水は酒造りにも欠かせない。蒸留酒にしても水は含まれているし、醸造酒にいたってはその8割5分以上は水である。

「名酒はよい水から生まれる」

とは万国共通だそうで(坂口謹一郎『日本の酒』)、日本酒の場合、カリウムを含む水がどうやら酵母の繁殖に作用するらしく、好適なのだという。

ずいぶん昔になるが、山川浩一郎さんに水と酵母の関係について教わったことがある。山川さんは、広島大学で発酵学を修め、国税庁醸造試験所に入所後、実家である山川酒造を継ぎ、「梅錦」を全国ブランドにした。

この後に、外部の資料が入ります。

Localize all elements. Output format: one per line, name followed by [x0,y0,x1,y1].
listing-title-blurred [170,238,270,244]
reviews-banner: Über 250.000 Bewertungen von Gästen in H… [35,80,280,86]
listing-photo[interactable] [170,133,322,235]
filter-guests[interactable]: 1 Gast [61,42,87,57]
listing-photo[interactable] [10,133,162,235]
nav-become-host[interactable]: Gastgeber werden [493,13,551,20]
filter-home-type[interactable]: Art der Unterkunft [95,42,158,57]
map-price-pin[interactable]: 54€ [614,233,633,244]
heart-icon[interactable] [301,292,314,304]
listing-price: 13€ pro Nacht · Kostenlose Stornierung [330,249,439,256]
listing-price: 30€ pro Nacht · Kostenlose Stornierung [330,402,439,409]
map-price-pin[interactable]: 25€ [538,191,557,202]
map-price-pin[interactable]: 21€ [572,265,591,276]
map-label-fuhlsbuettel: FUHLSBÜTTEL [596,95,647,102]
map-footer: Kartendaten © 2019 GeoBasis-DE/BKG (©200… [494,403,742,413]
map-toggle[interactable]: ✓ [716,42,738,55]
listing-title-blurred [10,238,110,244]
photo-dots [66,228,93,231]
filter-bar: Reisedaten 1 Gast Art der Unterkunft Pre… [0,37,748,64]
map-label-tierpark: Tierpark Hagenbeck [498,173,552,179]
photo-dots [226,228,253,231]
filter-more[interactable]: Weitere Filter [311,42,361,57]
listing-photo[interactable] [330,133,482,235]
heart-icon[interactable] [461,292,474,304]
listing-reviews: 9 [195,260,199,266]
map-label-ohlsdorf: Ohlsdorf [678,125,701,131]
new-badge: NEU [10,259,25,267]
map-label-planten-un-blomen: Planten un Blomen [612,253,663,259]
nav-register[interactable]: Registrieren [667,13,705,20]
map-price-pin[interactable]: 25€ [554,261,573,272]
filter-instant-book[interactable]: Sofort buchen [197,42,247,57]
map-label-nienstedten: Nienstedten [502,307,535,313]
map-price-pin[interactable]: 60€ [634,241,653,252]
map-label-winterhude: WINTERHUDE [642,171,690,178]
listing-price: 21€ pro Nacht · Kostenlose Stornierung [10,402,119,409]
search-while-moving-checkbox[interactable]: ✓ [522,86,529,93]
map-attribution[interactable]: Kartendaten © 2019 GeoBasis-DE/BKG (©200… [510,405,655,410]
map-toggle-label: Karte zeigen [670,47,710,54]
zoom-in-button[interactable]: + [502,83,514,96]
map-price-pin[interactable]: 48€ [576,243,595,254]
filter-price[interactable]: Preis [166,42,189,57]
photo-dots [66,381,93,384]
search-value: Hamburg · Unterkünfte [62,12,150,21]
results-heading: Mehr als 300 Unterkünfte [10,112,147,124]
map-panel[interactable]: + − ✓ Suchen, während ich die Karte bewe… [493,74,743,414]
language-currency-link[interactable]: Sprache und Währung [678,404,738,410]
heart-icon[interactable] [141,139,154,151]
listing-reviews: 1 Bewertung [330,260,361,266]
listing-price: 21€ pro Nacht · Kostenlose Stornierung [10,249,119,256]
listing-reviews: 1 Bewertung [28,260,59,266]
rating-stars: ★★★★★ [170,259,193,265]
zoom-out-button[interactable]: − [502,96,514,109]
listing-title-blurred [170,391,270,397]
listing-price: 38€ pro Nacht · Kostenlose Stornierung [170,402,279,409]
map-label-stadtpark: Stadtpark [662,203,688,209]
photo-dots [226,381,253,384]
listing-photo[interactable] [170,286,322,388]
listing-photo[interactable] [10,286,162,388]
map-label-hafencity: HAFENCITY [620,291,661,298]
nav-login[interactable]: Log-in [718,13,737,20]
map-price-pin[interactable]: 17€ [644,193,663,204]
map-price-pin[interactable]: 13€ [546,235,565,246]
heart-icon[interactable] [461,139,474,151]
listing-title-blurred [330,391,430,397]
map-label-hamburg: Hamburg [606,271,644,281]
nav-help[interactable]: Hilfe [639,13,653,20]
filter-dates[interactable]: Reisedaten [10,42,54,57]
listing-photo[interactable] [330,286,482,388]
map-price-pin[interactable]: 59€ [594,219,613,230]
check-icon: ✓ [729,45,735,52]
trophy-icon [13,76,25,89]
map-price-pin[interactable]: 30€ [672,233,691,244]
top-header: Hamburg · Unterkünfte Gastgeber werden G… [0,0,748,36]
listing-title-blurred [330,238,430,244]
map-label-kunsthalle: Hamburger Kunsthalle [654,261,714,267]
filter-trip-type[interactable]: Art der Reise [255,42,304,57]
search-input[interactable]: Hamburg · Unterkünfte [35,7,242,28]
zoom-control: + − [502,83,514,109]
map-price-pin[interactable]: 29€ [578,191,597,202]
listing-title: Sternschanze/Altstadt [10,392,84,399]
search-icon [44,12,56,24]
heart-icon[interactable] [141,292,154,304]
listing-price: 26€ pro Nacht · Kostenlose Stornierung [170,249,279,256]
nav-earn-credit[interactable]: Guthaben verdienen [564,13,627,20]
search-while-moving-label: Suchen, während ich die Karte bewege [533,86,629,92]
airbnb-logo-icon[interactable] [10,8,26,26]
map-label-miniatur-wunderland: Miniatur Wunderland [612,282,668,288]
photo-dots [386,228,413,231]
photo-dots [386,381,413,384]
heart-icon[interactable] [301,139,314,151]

「梅錦」は四国の最高峰石鎚山の麓、愛媛県四国中央市で醸造されている。ここの水は酒造に向いているのだが、うまい酒を造ろうとすると地元の酵母では難しく、熊本酵母と呼ばれるものを使うことにしたのだという。

山川社長に誘われるまま、伊予三島の割烹で、鯒(こち)の煮こごり、鰯の醤油炊き、青柳(あおやぎ)のぬたなどを肴に「梅錦」をいただいていると、

「あれ、手に入った?」

社長が女将に訊いて、出てきたのが、ふわりと甘くそれでいてツンと鼻腔を刺激する酒で、あきらかに日本酒ではない。山川さんは、

「なるほどね。これから流行りそうだ」

首肯している。私もひと口、たちまちキックが襲う。ウィスキーを馬にたとえるならば、これは羊のひと蹴りか。柔らかい刺激である。

「伊佐美という芋焼酎ですよ」

なんと私は日本酒の造り酒屋の社長に、芋焼酎を教わったのであった。1986年12月26日、記念すべき芋焼酎初体験日である。